I suspect there are precious few people out there who are not aware that Michael Gove wasn’t entirely happy with the current state of the GCSE system.
You’re probably also aware that when he first suggested he wasn’t happy with the current system, Nick Clegg, Joan Walmsley and I wasted no time in telling him that Liberal Democrats, a party who believe in social mobility, would not tolerate a return to a two tier education system.
What you may not be aware of is just how the two parties have been working since then to find a compromise that combines the shared objective of greater rigour with the Liberal Democrat commitment to social mobility.
The new policy represents coalition government at its best and painstaking hours have gone in to negotiating a compromise which brings together the best ideas of both parties and represents the best deal for pupils and parents.
Like the GCSE, the new qualification, the English Baccalaureate Certificate, will be available to the overwhelming majority of children at Key Stage Four. There is going to be no return to a two tier O-Level/CSE education system on the Lib Dems’ watch.

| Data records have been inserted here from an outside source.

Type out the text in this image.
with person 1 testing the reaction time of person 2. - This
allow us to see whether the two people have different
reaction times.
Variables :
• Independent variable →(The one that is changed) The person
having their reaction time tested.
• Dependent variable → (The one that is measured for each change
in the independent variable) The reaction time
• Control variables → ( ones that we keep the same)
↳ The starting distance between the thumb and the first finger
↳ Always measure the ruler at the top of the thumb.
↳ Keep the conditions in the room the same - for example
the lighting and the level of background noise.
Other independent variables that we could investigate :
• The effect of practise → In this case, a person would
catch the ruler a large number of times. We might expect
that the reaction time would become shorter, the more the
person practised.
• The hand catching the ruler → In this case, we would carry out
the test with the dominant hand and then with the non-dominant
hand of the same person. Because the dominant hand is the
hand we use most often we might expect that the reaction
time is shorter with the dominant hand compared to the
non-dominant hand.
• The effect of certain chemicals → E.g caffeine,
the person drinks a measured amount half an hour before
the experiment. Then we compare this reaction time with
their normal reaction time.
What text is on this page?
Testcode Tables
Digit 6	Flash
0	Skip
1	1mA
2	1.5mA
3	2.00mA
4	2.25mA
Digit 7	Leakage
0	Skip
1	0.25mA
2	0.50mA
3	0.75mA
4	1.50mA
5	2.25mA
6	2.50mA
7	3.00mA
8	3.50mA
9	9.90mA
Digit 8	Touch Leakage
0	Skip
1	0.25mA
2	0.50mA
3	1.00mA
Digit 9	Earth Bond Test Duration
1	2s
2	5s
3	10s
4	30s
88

The Department of Education are consulting on ending the tiered papers which pupils from poorer backgrounds remain more likely to sit than their wealthier peers, and which cannot be rewarded with higher than a grade C. Unlike the old O-Level there will also be no cap on the number of pupils who can achieve a top grade.
The coalition is proposing to introduce a single exam board in the core academic subjects that form part of the school accountability system – English, Maths, Science, Humanities and Languages. This is to end the “race to the bottom” whereby exam boards have been competing by offering schools the easiest exams in these subjects.
The two coalition parties have worked together in identifying a problem and working towards a solution.
Liberal Democrats have also insisted on a period of general consultation, to ensure that teachers, parents and people from the education and business sectors will have the chance to contribute their expertise.
We can then move towards implementing important changes which will ensure the best outcomes for all students – not just the privileged few.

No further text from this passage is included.